Scenario stress testing is useful for some risks and periods, but not all. Stress testing against a range of scenarios can help prepare for transition risk, but does not capture physical risk in the near term.
Plan for 2°C…but also 3°C and 4°C. We need to plan for a 2°C world, but at the same time recognize that it is not the most likely outcome given today’s policy ambition:
– Meeting 2°C requires having all the building blocks in place: CO₂ pricing, renewable electricity generation, energy efficiency, electric vehicles, and carbon capture & storage (CCS). We are on track for electric vehicles, and made good progress in renewable electricity generation and energy efficiency, but are lagging behind on CO₂ pricing and CCS.
– Currently, 3°C global warming seems more likely than 2°C due to high uncertainty about the implementation and potential tightening of pledges under the Paris Agreement, and uncertainty about a rapid upscaling of low-carbon technologies like CCS.
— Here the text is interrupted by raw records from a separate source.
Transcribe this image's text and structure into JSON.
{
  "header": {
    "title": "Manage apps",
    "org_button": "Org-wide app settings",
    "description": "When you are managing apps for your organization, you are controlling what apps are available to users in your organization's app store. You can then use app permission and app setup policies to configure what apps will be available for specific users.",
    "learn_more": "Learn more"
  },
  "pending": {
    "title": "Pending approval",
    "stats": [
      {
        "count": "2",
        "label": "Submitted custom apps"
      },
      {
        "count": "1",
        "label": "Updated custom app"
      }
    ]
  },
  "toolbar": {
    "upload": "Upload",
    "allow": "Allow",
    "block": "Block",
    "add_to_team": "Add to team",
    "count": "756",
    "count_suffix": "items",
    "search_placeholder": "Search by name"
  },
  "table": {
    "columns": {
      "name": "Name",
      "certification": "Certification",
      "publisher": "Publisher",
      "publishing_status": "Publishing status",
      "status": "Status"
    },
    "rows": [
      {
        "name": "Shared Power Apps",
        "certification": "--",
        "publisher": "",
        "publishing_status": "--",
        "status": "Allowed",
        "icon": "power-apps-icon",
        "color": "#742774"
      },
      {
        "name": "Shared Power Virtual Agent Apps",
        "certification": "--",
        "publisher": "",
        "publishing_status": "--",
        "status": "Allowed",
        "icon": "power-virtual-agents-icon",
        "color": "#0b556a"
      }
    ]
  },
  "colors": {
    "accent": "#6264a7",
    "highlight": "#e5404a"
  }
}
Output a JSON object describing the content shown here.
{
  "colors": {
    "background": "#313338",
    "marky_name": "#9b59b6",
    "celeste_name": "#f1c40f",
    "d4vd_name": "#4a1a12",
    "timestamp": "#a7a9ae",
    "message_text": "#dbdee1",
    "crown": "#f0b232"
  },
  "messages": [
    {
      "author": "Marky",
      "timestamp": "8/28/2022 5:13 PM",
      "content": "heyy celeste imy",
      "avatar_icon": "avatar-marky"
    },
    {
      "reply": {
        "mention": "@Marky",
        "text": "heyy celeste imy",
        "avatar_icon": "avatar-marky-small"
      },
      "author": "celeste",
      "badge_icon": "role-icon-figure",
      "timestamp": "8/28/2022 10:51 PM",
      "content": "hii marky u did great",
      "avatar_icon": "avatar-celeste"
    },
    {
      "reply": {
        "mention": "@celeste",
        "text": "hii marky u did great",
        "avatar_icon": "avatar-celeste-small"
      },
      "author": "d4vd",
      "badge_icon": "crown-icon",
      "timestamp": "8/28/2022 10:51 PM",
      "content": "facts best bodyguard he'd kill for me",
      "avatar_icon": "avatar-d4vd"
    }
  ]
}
– Scenarios around 4°C can help examine extreme physical impacts in the longer term.
Due to the profound changes needed for aggressive climate targets such as 2ºC, transition risk affects all sectors. In the short to medium term, industries that supply or use fossil fuels are most likely to be disrupted.
We do not need elaborate scenario testing to prepare for physical climate change in the short term. Changes such as extreme events and flooding are affecting all sectors and regions already. These impacts will become clearer over the next 10-20 years, because of historical emissions and independent of the scenario. By limiting future emissions, we can limit additional and worse impacts in the longer term.
Physical climate risks can affect all sectors. Extreme events, such as recent hurricanes and flooding, influence companies across all sectors via electricity, production and transportation outages.